Tyre firms are not cutting corners in NR (natural rubber) inventory, despite an inevitable slump in offtake from OEMs (original equipment manufacturers). This means that the Rubber Board’s projection of 8.99 lakh tonne of NR consumption (as against 8.6 lakh tonne in 2007-08) may more or less rule good in 2008-09. After RBI gave the credit squeeze jitters to automobile firms last week, it was obvious that OEMs would be impacted heavily. And OEMs constitute about one-fifth of the Indian tyre firms’ market.

“Fortunately, demand in other segments like truck radial tyres, is enough to keep our factories busy, tough-weathering the OEM segment crisis,” says AS Mehta, director (marketing), JK tyres, told FE. “But then, the cost of inputs like NR is a growing challenge,” he adds. Pushed by low margins, Indian tyre firms are eyeing production of off-the-road tyres, used in the construction and mining equipment industry, truck radials and manufacturing.

In fact, radial tyre export opportunities have set most tyre firms revving up “to prepone their capacity expansion plans, if possible,” say tyre company officials. While JK Tyres is putting its act together for its 100% capacity ramp-up in March 2009, Apollo Tyres is going ahead with its $306-million expansion in its Chennai and Baroda plants.

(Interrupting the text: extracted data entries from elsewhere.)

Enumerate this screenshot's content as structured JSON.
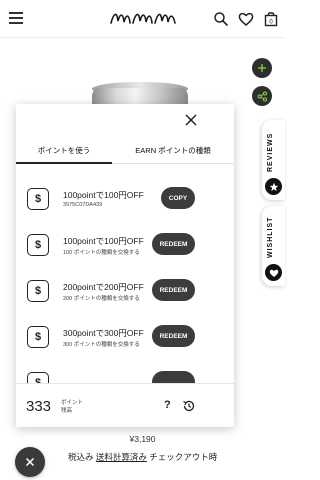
{
  "header": {
    "logo_text": "mmm",
    "icons": [
      "hamburger-menu-icon",
      "search-icon",
      "heart-icon",
      "shopping-bag-icon"
    ],
    "cart_count": "0"
  },
  "product": {
    "price": "¥3,190",
    "tax_prefix": "税込み",
    "tax_link": "送料計算済み",
    "tax_suffix": "チェックアウト時"
  },
  "side_tabs": {
    "reviews": "REVIEWS",
    "wishlist": "WISHLIST"
  },
  "popup": {
    "tabs": [
      "ポイントを使う",
      "EARN ポイントの種類"
    ],
    "active_tab": 0,
    "items": [
      {
        "title": "100pointで100円OFF",
        "subtitle": "3975C07DA439",
        "action": "COPY"
      },
      {
        "title": "100pointで100円OFF",
        "subtitle": "100 ポイントの種類を交換する",
        "action": "REDEEM"
      },
      {
        "title": "200pointで200円OFF",
        "subtitle": "200 ポイントの種類を交換する",
        "action": "REDEEM"
      },
      {
        "title": "300pointで300円OFF",
        "subtitle": "300 ポイントの種類を交換する",
        "action": "REDEEM"
      }
    ],
    "footer": {
      "points": "333",
      "points_label_1": "ポイント",
      "points_label_2": "残高",
      "help_symbol": "?"
    }
  },
  "colors": {
    "dark_button": "#3c3c3c",
    "accent_dark": "#2e2e2e",
    "background": "#ffffff"
  }
}
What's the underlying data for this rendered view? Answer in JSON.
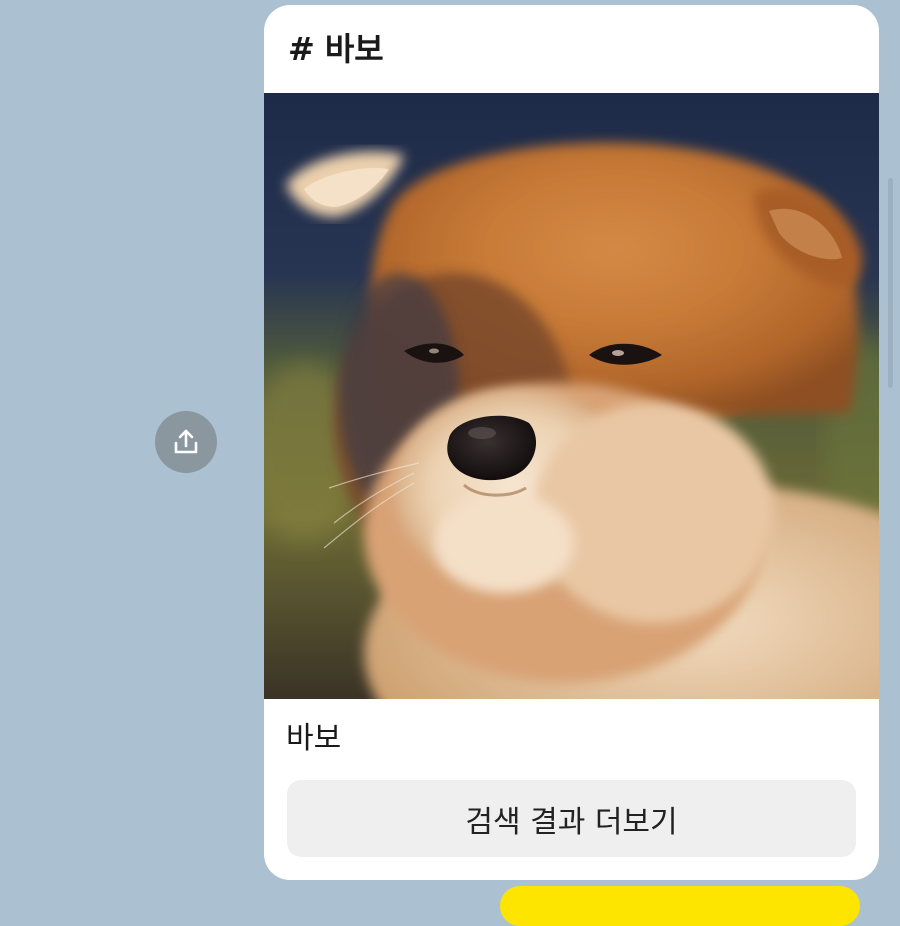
{
  "chat": {
    "background_color": "#abc1d1",
    "share_icon": "share-upload-icon",
    "card": {
      "hash_symbol": "#",
      "title": "바보",
      "image_description_icon": "shiba-puppy-photo",
      "caption": "바보",
      "more_button_label": "검색 결과 더보기"
    },
    "next_bubble_color": "#fee500"
  }
}
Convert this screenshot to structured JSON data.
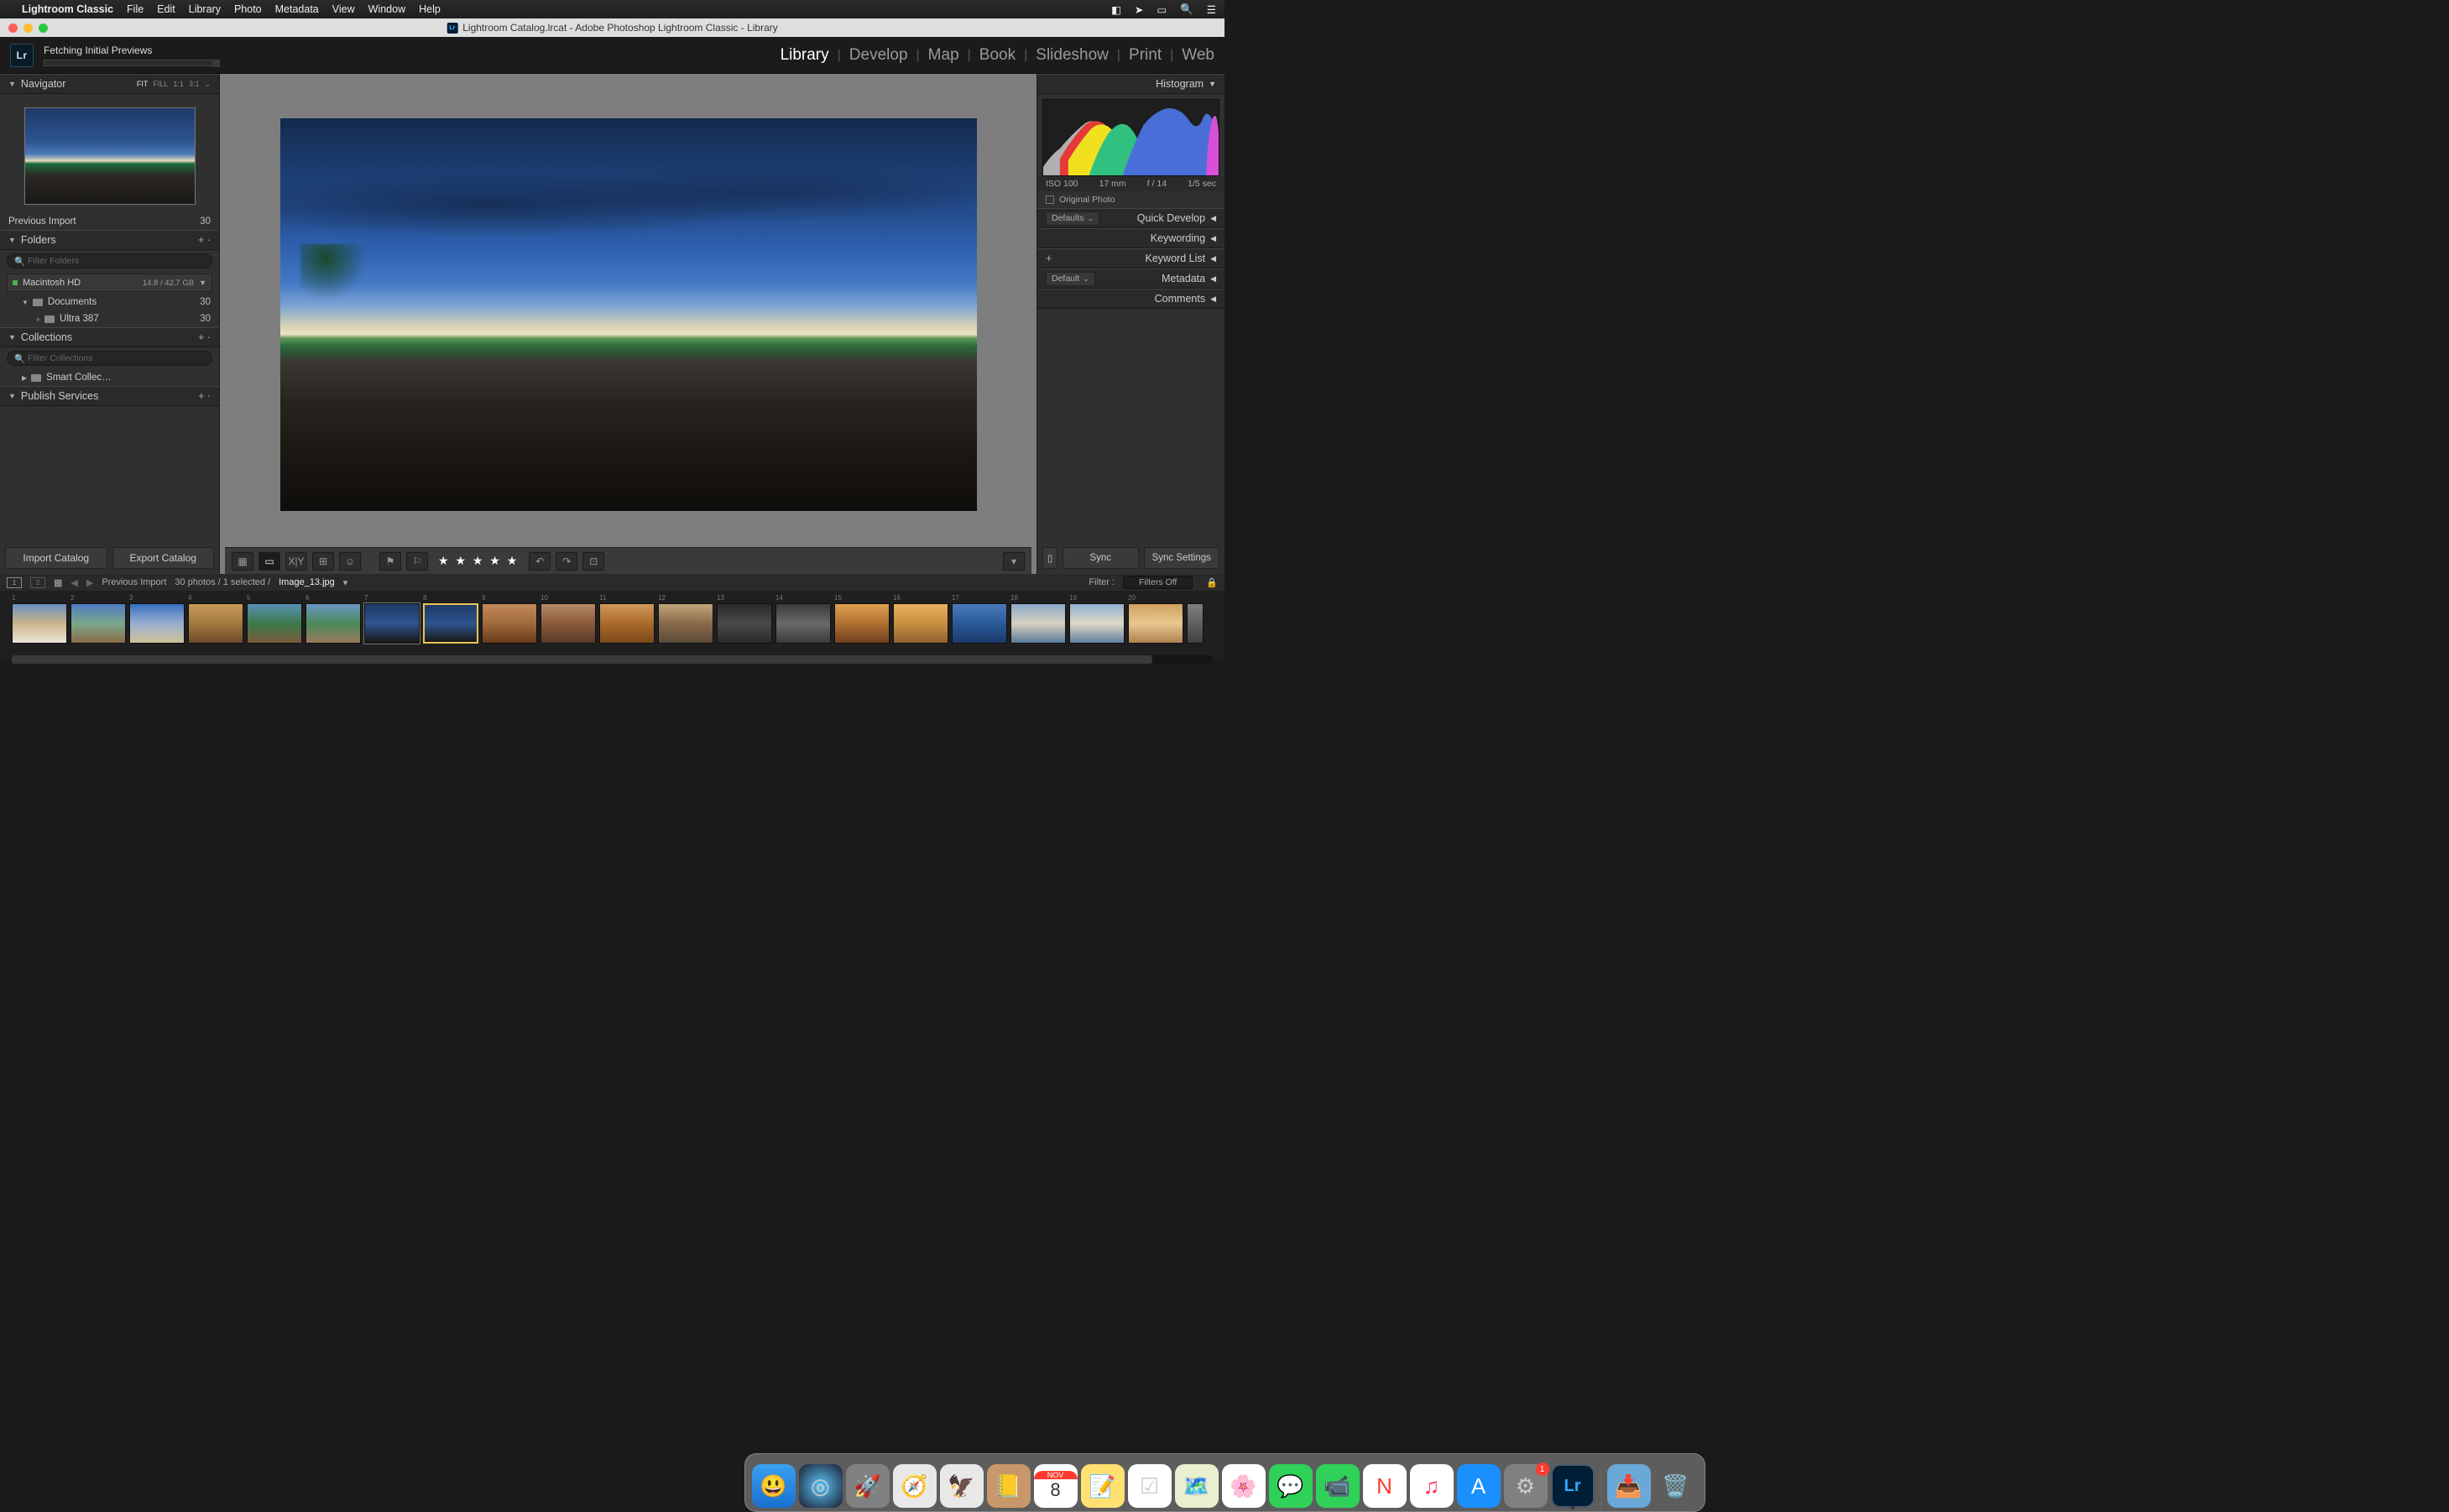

About 60% of the tyre industry’s revenue is from the replacement market. Betting on rapid truck radialisation in India, Ceat Tyres too is pacing up the setting up of a radial tyre plant at Vadodara.

At the same time, all tyre companies are keeping their fingers crossed that the long-term growth in the replacement market and truck radial segment would offset the short-term hit in OEMs’ demand and cover the escalation in raw material costs.

A disturbed ATMA (Automative Tyre Manufacturers’ Association) points out that tyre firms are “under attack from both sides of the value chain.” On the one hand, the domestic price of raw materials like NR is ruling at Rs 136 per kilo. “On the other, hardening interest rates are expected to result in the low offtake of vehicles, in turn, impacting the sale of tyres to OEMs,” says Rajiv Budhiraja, director-general, ATMA.

Meanwhile, the Rubber Board, which expects production in the current fiscal to make good its last year’s negative growth, has not guaranteed enough yield to match the growing demand. On the contrary, it had projected a production-consumption gap of 24,000 tonne in 2008-09.